The first line contains a sequence of characters s₁, s₂, ..., s_n (1 ≤ n ≤ 10⁶) without any spaces. Each character is either a "(" or a ")". The second line contains integer m (1 ≤ m ≤ 10⁵) — the number of queries. Each of the next m lines contains a pair of integers. The i-th line contains integers l_i, r_i (1 ≤ l_i ≤ r_i ≤ n) — the description of the i-th query.

Output

Print the answer to each question on a single line. Print the answers in the order they go in the input.

Example

Input

())(())(())(
7
1 1
2 3
1 2
1 12
8 12
5 11
2 10

Output

0
0
2
10
4
6
6

 题意：给定由‘（’和‘）’组成的字符串序列，然后Q个询问，每次回答区间最多有多少个匹配的括号。

 思路：分治的思想，当前的括号匹配对于左区间的匹配数+右区间的匹配数+min(左区间的未匹配的左括号，右区间的未匹配的右括号)，同时改变当前区间未匹配的括号数。

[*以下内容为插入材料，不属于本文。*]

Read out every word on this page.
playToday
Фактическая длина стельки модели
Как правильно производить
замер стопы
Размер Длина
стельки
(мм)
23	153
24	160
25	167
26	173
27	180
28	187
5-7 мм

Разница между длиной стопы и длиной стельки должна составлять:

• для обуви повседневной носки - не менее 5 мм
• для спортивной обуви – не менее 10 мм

注意：因为有3个参数需要传递，所以用结构体（因为要修改未匹配括号数）。

#include<cstdio>
#include<cstdlib>
#include<cstring>
#include<iostream>
#include<algorithm>
using namespace std;
const int maxn=1000010;
char c[maxn];
struct in
{
    int a,b,sum;
    in(){ a=0; b=0; sum=0;}
}s[maxn<<2];
void read(int &res)
{
    char c=getchar();res=0; for(;c>'9'||c<'0';c=getchar());
    for(;c<='9'&&c>='0';c=getchar()) res=(res<<3)+(res<<1)+c-'0';
}

struct segment_tree
{
    void pushup(int Now)
    {
        int tmp=min(s[Now<<1].a,s[Now<<1|1].b);
        s[Now].sum=s[Now<<1].sum+s[Now<<1|1].sum+tmp;
        s[Now].a=s[Now<<1].a+s[Now<<1|1].a-tmp;
        s[Now].b=s[Now<<1].b+s[Now<<1|1].b-tmp;
    }
    void build(int Now,int L,int R)
    {
        if(L==R) {
           s[Now].a=(c[L]=='('?1:0);
           s[Now].b=(c[L]==')'?1:0);
           s[Now].sum=0; return ;
        }
        int Mid=(L+R)>>1;
        build(Now<<1,L,Mid);
        build(Now<<1|1,Mid+1,R);
        pushup(Now);
    }
    in query(int Now,int L,int R,int l,int r)
    {
        if(l<=L&&r>=R) return s[Now];
        int Mid=(L+R)>>1; in w,e,res;
        if(l<=Mid) w=query(Now<<1,L,Mid,l,r); 
        if(r>Mid) e=query(Now<<1|1,Mid+1,R,l,r);
        res.sum=min(w.a,e.b);
        res.a=w.a+e.a-res.sum;
        res.b=w.b+e.b-res.sum;
        res.sum+=w.sum+e.sum;
        return res;
    }
}Tree;
int main()
{
    int N,Q,x,y;
    scanf("%s",c+1);
    N=strlen(c+1);
    Tree.build(1,1,N);
    read(Q);
    while(Q--){
        read(x); read(y);
        printf("%d\n",2*Tree.query(1,1,N,x,y).sum);
    }
    return 0;
}